Right-click the tray icon to see your servers and controls:
- Each server has a submenu with Start, Stop, Restart, and Mode (Terminal/Logfile/Hidden)
- Logfile-mode servers also have a View Log option
- Status shows as
[running]or[stopped](auto-detects crashes) - Groups show running count and have Start/Stop/Restart Group actions
- Start/Stop/Restart All Servers for bulk control
- Restart Terminals to kill and reopen all terminal windows (shows confirmation first — this kills all open terminals, not just ones managed by the app)
- Start with Windows checkbox toggles whether the app launches at user logon (see below)

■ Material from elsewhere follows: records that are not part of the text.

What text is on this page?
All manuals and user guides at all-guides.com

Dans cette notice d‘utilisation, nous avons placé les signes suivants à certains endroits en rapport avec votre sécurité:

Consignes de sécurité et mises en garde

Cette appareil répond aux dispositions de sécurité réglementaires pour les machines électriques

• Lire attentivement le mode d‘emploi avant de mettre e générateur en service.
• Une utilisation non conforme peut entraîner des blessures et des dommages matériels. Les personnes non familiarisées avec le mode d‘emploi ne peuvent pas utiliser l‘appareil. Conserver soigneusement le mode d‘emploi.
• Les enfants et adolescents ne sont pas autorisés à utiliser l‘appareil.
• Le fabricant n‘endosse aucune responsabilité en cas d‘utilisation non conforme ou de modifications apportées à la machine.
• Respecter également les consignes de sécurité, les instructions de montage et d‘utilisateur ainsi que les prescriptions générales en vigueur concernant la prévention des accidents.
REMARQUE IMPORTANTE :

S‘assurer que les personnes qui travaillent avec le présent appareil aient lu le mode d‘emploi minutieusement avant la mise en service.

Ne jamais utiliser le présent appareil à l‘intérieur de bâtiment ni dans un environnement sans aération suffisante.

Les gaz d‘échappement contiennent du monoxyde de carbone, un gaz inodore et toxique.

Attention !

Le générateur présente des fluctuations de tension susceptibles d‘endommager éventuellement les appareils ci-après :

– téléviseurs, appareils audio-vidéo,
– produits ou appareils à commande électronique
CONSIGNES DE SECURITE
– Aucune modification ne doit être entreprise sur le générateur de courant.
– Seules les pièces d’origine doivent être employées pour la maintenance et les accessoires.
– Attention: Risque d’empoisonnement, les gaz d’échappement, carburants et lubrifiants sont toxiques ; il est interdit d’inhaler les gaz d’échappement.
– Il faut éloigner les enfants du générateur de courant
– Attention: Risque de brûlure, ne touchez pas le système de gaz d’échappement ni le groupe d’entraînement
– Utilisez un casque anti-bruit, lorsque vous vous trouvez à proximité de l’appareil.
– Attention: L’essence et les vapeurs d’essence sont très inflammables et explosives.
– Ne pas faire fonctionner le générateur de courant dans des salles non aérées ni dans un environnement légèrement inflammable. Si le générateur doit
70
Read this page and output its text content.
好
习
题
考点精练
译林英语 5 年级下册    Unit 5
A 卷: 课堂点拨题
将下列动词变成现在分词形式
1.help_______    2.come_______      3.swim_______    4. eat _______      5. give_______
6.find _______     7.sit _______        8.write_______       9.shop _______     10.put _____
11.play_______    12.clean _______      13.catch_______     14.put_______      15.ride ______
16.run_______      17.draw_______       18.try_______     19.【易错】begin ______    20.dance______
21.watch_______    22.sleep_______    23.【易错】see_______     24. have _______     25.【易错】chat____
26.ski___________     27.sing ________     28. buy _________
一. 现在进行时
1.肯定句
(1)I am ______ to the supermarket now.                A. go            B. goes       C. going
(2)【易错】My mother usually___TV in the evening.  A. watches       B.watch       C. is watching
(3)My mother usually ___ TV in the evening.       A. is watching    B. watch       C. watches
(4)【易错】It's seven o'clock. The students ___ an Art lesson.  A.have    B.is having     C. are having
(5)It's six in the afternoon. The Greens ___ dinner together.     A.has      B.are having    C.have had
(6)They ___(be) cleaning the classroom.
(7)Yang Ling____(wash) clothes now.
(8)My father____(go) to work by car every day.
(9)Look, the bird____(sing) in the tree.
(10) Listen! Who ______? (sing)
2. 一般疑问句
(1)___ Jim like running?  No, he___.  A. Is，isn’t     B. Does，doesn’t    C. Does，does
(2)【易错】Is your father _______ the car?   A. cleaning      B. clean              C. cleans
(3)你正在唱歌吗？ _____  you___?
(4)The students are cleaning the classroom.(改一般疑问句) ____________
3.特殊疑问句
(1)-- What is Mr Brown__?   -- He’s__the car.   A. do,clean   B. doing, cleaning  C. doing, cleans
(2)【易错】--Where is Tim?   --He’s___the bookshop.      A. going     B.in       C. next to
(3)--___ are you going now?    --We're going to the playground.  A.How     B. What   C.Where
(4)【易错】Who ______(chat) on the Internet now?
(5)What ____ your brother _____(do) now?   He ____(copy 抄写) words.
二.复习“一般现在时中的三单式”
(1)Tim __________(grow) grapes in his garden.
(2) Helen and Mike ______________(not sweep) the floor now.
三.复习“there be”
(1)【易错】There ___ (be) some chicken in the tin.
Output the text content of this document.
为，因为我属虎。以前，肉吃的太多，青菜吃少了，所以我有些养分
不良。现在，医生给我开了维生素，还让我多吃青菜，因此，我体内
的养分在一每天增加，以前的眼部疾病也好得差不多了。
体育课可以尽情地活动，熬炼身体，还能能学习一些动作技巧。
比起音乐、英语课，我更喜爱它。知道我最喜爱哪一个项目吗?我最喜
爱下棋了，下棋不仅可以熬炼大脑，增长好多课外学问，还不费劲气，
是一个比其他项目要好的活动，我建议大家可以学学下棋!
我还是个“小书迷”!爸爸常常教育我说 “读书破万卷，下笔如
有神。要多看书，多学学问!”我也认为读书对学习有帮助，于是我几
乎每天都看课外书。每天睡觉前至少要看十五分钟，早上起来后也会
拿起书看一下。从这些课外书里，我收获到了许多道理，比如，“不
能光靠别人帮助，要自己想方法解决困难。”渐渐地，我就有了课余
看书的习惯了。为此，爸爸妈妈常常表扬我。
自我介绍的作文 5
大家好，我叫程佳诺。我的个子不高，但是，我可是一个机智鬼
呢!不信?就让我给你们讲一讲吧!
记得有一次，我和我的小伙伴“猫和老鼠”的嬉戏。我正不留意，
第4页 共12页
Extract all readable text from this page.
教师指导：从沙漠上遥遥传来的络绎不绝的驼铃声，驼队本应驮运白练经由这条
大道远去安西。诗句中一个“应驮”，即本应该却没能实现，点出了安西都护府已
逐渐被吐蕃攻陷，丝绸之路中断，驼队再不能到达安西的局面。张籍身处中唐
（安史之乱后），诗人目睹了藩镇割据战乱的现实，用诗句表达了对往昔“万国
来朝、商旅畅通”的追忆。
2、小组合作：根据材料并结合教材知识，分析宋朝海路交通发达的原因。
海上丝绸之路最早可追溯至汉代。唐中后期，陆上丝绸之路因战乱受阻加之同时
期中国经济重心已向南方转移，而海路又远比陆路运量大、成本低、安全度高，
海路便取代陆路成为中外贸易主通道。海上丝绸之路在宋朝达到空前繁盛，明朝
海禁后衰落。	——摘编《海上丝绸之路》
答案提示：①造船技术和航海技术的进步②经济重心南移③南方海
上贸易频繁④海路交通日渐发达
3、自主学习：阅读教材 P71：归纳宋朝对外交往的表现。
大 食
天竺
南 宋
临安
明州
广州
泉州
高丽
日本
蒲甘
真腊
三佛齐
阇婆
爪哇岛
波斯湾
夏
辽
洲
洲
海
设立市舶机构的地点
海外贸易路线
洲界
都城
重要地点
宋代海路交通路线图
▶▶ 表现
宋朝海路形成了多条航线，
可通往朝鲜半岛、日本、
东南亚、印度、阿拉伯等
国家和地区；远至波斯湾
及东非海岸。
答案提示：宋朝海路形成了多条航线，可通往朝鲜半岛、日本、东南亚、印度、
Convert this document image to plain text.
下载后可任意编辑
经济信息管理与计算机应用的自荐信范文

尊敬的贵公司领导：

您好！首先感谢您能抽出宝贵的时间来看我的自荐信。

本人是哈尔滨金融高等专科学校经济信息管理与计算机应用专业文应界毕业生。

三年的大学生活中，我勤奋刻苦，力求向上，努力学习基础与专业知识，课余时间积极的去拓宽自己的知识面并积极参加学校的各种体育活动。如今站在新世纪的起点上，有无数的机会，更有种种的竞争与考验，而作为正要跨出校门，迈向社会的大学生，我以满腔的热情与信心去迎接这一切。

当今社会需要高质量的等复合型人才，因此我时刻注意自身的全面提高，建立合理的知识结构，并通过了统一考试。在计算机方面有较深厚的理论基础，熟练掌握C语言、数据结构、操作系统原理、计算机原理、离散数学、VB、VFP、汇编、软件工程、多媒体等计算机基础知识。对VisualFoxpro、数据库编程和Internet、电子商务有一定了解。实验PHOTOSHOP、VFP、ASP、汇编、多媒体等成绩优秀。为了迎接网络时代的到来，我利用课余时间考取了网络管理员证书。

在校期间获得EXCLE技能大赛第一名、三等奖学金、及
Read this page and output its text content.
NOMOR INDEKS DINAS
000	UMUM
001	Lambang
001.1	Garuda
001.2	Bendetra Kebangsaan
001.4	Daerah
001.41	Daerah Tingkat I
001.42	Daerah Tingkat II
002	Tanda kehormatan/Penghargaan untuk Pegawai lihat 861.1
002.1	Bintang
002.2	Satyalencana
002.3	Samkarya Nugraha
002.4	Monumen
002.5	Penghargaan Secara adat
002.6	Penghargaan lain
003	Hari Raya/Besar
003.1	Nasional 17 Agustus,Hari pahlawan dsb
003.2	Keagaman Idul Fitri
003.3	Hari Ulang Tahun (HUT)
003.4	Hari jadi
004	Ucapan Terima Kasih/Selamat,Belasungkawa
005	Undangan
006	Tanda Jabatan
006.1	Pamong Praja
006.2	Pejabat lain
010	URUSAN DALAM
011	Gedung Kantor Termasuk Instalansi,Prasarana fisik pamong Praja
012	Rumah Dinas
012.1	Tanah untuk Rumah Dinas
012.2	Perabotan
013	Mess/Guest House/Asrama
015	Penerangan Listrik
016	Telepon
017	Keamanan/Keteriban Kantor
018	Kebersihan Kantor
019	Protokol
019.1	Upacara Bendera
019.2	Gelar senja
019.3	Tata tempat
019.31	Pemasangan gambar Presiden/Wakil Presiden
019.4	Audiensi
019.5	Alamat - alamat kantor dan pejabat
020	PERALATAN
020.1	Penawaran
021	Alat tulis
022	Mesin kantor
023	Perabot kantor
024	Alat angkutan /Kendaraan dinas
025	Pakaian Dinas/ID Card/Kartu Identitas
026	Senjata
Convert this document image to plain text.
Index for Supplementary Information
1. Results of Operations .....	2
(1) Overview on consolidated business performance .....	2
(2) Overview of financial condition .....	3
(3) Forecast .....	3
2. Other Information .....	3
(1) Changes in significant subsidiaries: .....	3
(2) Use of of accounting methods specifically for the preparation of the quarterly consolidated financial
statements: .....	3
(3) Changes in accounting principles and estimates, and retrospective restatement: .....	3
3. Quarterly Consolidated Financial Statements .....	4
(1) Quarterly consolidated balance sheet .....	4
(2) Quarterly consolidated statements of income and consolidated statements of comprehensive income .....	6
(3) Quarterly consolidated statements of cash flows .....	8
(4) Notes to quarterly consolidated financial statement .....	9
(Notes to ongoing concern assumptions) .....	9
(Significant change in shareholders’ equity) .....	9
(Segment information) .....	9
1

- Open Config to edit your server list
- Reload Config to pick up changes without restarting
- Quit asks whether to stop running servers or leave them running
Toggling the Start with Windows checkbox in the tray menu writes (or removes) a value at:
HKCU\Software\Microsoft\Windows\CurrentVersion\Run\ServerStart
When set, Windows launches server-start.exe automatically at user logon. The value points at the exe you're currently running, so if you move the binary, toggle it off and back on to update the path.
The registry is the single source of truth — there's no shadow state in config.toml. If you toggle the entry externally (Task Manager > Startup, or regedit), the tray menu reflects the current state the next time you open it.
Servers themselves do not auto-start on launch; the app comes up with everything stopped, same as a normal launch.
Note: Stopping/restarting a server kills its entire process tree. If you're running Claude or another tool inside a terminal that a configured server spawned, it will be killed when that server is stopped.